Inflation spikes to two-year high of 10.9%


ISLAMABAD:

Inflation rose to a near two-year high of 10.9% in April, driven by global supply shocks and the government’s decision to fully pass on higher fuel costs to consumers, in addition to raising petroleum levy, sending energy, transport and food prices soaring.

The Pakistan Bureau of Statistics reported on Friday that for the first time consumer inflation climbed to double digits since July 2024, when the government of Prime Minister Shehbaz Sharif had started increasing taxes under the International Monetary Fund programme.

The adverse impact of the rising prices was felt across urban and rural areas and on almost all products that are directly or indirectly affected by the increase in the prices of the petroleum products, showed the inflation bulletin.

April inflation reading of 10.9% was also the highest since July 2024, which was also slightly more than the independent and official forecast for the month.
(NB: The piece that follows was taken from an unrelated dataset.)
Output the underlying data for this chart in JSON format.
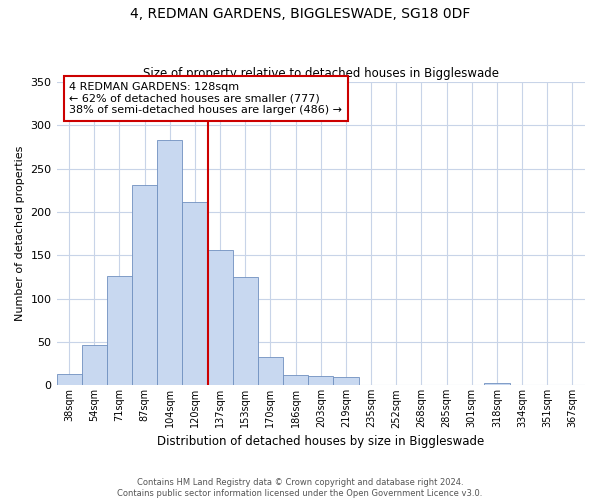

The ministry of finance had given a maximum 9% inflation forecast.

The global fuel prices have been on the rise since the United States and Israel attacked Iran on February 28th. The Brent crude is about 55% more expensive than before the start of the war.

But despite the challenging situation, the government not only continued recovering the global prices from the domestic consumers but also increased taxes on petrol. This has triggered an inflationary cycle in the country.

The central bank is now trying to control by increasing the interest rates despite the fact that inflation is on the rise because of the actions of the government and the global price shock.

According to the PBS, the motor fuels, having only 2.9% weight in the CPI basket, became expensive by 40% in April over the same period of the last year. The consumer item that has hurt the people the most during the past two months has only 2.9% weight in the basket.

Diesel, whose prices the PBS reported were higher by 93% in April, has a 5.5% weight in the wholesale price index. The government on Friday reintroduced Rs28.69 per liter levy on diesel. After the adjustment, the diesel prices were increased to Rs400 per liter on Friday.

The government reduced the levy rate on petrol by Rs4 per liter but it was still charging Rs103.5 per liter levy. This was far higher than the agreed Rs80 per liter levy limit and contributed to unduly high prices of petrol in Pakistan.

The national data collecting agency reported that electricity prices were 33% higher than a year ago whereas the liquefied hydrocarbon inflation rate rose 63% in April.

Overall, there was a price spike in energy and food items last month.

Pace of food inflation accelerated last month to 6.9% in urban areas while it jumped to 7.3% in rural areas. Energy group prices rose to 13.8% in urban areas –the highest since October 2024. The energy-based inflation in rural areas also increased to 13.6% in villages and towns –the highest since July 2024.

The non-food and non-energy inflation indicator also rose last month to 8% in urban areas and 8.5% in rural areas, according to the PBS.

For the current fiscal year, the government had set the inflation target at 7.5%. During the first eight months of this fiscal year, the average inflation remained at 6.2%, which was well below the target range. But the government expects that the target might be missed because of constant increase in prices of petroleum products.

To offset the impact of future price hikes on the poor segments, the IMF has asked the government to increase the cash handouts being distributed among the 10 million Benazir Income Support Programme beneficiaries. The number of beneficiaries would also be increased by 200,000 by June this year to 10.2 million.

The details showed that food prices also increased significantly last month, mainly due to increase in transport fares. Tomatoes became expensive by 75%, followed by a 42% increase in the rates of onions and nearly 40% in wheat.

Wheat flour inflation rate jumped over 30% previous month, reported the PBS. Transport services became expensive by 38% despite the government’s decision to partially subsidize the fares through direct subsidy. Overall, the transport group inflation rate rose to 30% whereas housing, water, electricity and gas group inflation rate was higher by 17% last month compared to the same period of the last year.